According to Time Magazine, the greatest thinkers in the world have suggested that true happiness is found in helping others and now there is scientific research from a team of psychologists at the University of Missouri-Columbia to prove it.

While Americans are guaranteed the pursuit of happiness in their Declaration of Independence, it is usually referring to individual rights and is self-serving. The researchers led by Liudmila Titova and Kennon Sheldon looked at whether pursuing happiness for others will actually make people happier. They found that it does.

Two experiments were conducted by the team, according to Psychology Today. In the first experiment asked participants to recall a time that they tried to make themselves or another person happy. They were asked to write about the event and rate how happy it made them feel.

In the second experiment, they were asked to remember a time they tried to make someone else happy and also write about how it made them feel. This experiment elicited a higher rate of happiness than the first.
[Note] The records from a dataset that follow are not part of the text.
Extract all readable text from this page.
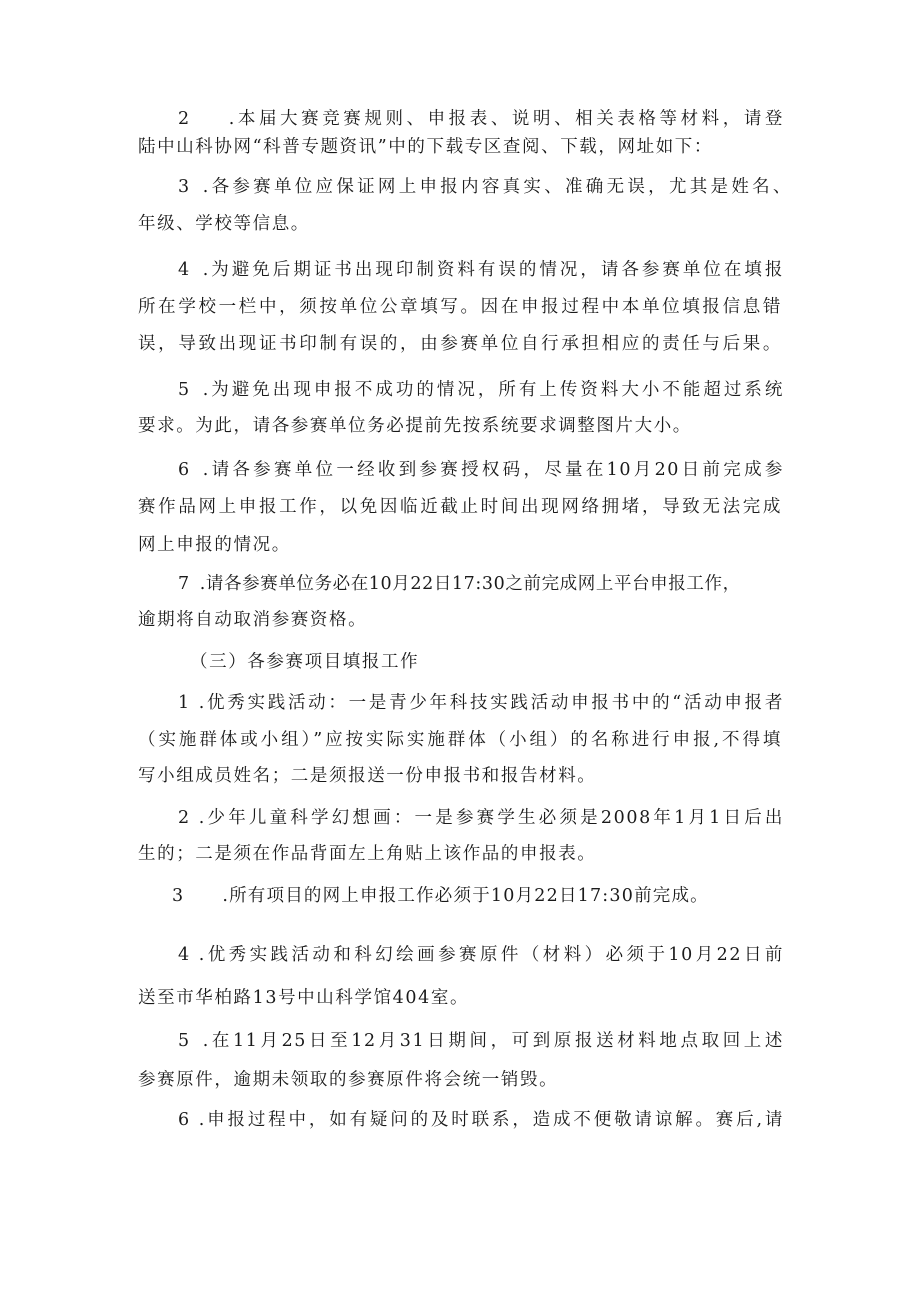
2 .本届大赛竞赛规则、申报表、说明、相关表格等材料，请登
陆中山科协网“科普专题资讯”中的下载专区查阅、下载，网址如下：
3 .各参赛单位应保证网上申报内容真实、准确无误，尤其是姓名、
年级、学校等信息。
4 .为避免后期证书出现印制资料有误的情况，请各参赛单位在填报
所在学校一栏中，须按单位公章填写。因在申报过程中本单位填报信息错
误，导致出现证书印制有误的，由参赛单位自行承担相应的责任与后果。
5 .为避免出现申报不成功的情况，所有上传资料大小不能超过系统
要求。为此，请各参赛单位务必提前先按系统要求调整图片大小。
6 .请各参赛单位一经收到参赛授权码，尽量在10月20日前完成参
赛作品网上申报工作，以免因临近截止时间出现网络拥堵，导致无法完成
网上申报的情况。
7 .请各参赛单位务必在10月22日17:30之前完成网上平台申报工作，
逾期将自动取消参赛资格。
（三）各参赛项目填报工作
1 .优秀实践活动：一是青少年科技实践活动申报书中的“活动申报者
（实施群体或小组）”应按实际实施群体（小组）的名称进行申报,不得填
写小组成员姓名；二是须报送一份申报书和报告材料。
2 .少年儿童科学幻想画：一是参赛学生必须是2008年1月1日后出
生的；二是须在作品背面左上角贴上该作品的申报表。
3 .所有项目的网上申报工作必须于10月22日17:30前完成。
4 .优秀实践活动和科幻绘画参赛原件（材料）必须于10月22日前
送至市华柏路13号中山科学馆404室。
5 .在11月25日至12月31日期间，可到原报送材料地点取回上述
参赛原件，逾期未领取的参赛原件将会统一销毁。
6 .申报过程中，如有疑问的及时联系，造成不便敬请谅解。赛后,请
“The results of these studies extend findings from previous research by showing that people derive boosted personal happiness from attempts to make other people happy — an approach that might seem counterintuitive for a lot of people at first,” researchers wrote in the study.

But how does the research translate into real life? How can people help others in constructive ways that will benefit them without making you feel used or being taken advantage of? Here are some helpful tips.

First, according to Time Magazine, find your passion. Give to people or causes that move you and share your values. If you don’t have extra funds to contribute, you can give your time. Read to children at the library or virtually, or volunteer at a food bank or soup kitchen. If you love animals, help out at a pet adoption day or spend time with shelter pets.

If you are donating money, make sure that the organizations aim and actions are transparent. “Giving to a cause that specifies what they’re going to do with your money leads to more happiness than giving to an umbrella cause where you’re not so sure where your money is going,” Harvard scientist Michael Norton told Time Magazine.

Whatever you do, the key is to find an approach that works for you and let it come naturally. Remember that boosting happiness is a benefit of helping others and not the goal.